Some Interesting Data Findings

April 17, 2008

Japan has rebased its industrial production data to 100=2005 from 100=2000. Revisions caused by such a rebasing usually do not modify the basic trend as much as in this instance. At the end of March, February output using the old base year was reported to have fallen 1.2% after a drop of 2.2% the month before. That left the average output in the first two months of 2008 2.4% below its mean level in the fourth quarter of 2007. Using the new base year, production is reportede to have advanced 1.6% in February and to be 0.1% higher in January-February than in 4Q. Since August, industrial production has posted alternating increases and declines, so officials may keep the view that the trend is “flat.” But it would not be entirely correct.

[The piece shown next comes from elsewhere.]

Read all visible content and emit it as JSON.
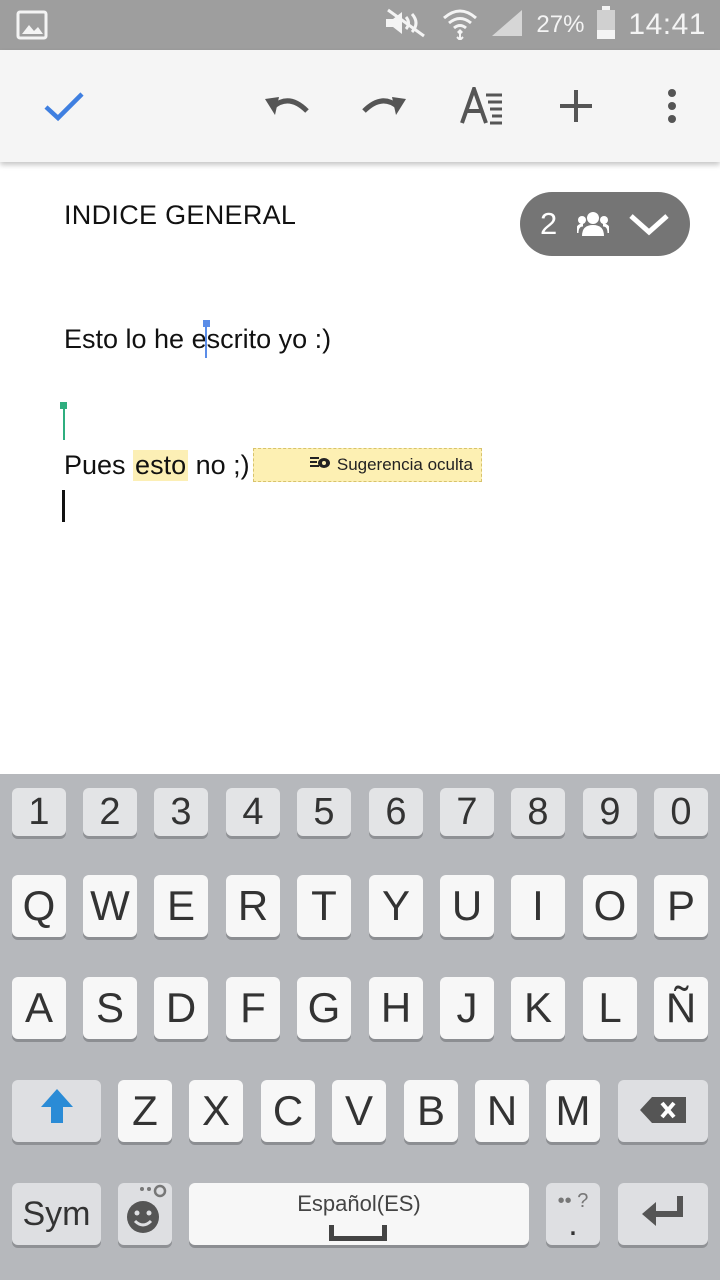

The last quarter to show a drop in output was 1Q07, and officials projections for March point to a 0.5% non-annualized rise between 4Q07 and 1Q08.

In the United States, new jobless claims typically exceed 400K per month. The total last week was 372K, and such averaged 376K per week during the four weeks through April 12th. That was almost identical to the 375K mean in the previous four weeks to March 15th and not very much higher than 362K per week in the four weeks to February 16th. The level is sub-recessionary and the trend for this measure of the layoff rate has hardly deteriorated. The thinking here is that there will be a recession, but the case for a severe downturn is not conclusive. For further perspective, the unemployment rate in the 1930’s soared to 25%. It’s presently at 5.1%. Analysts who’ve used the D-for depression word do a disservice to the memory of the 1930’s.